Where should field-level sensitivity live — the database or the code?

Both, and they must agree. The authoritative classification lives on the schema (the sensitivity tag in Step 1) so masking, projection, and retention all read from one source. Enforce it a second time at the database with row- and column-level controls, covered in Securing Customer PII in Utility Databases. Application-layer masking prevents accidental exposure; database-layer controls stop a compromised or mis-scoped query.

What is the difference between masking and purging?

Masking hides a value at access time for a caller who lacks clearance — the data still exists and a privacy officer can see it. Purging removes the value permanently once its retention window closes. Masking is an authorization decision made per read; purging is a lifecycle decision made per record. A field can be masked for years and then purged; the two are independent controls.

Why compute retention windows in local time instead of UTC?

Retention policy is written in calendar days (“three years after last activity”), and calendar days are a civil-time concept. Computing a cutoff in UTC drifts it by the local offset and, twice a year across a DST boundary, by a full day — enough to purge a record a day early or hold it a day too long.
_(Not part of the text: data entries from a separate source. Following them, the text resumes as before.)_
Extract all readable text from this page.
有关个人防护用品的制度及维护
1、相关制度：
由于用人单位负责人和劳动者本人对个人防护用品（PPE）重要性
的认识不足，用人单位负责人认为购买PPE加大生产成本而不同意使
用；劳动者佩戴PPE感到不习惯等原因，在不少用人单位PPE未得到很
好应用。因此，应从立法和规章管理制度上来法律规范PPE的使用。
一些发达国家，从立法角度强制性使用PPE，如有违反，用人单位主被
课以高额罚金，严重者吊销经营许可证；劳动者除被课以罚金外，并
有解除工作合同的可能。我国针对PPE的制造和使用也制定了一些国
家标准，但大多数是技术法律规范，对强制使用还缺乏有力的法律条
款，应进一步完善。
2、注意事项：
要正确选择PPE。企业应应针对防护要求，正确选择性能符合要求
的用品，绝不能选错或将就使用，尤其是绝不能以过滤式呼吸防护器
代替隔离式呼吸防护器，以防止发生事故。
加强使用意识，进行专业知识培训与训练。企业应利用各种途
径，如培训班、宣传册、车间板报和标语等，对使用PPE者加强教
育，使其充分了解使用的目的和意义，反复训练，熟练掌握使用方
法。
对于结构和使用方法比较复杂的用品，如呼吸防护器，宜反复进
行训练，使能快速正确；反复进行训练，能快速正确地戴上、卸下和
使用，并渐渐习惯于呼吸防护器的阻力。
Using zoneinfo against the utility’s civil timezone keeps every cutoff on the intended calendar date.

How does this layer prove compliance to an auditor?

Every validation, access, mask, purge, and quarantine appends a record to a SHA-256 hash chain sealed in Step 5. An auditor recomputes the chain with verify_chain; if any historical record was altered, every subsequent hash changes and the check fails. Combined with the retention windows and role clearances, this gives a complete, tamper-evident answer to who saw what, when, why, and when it was removed.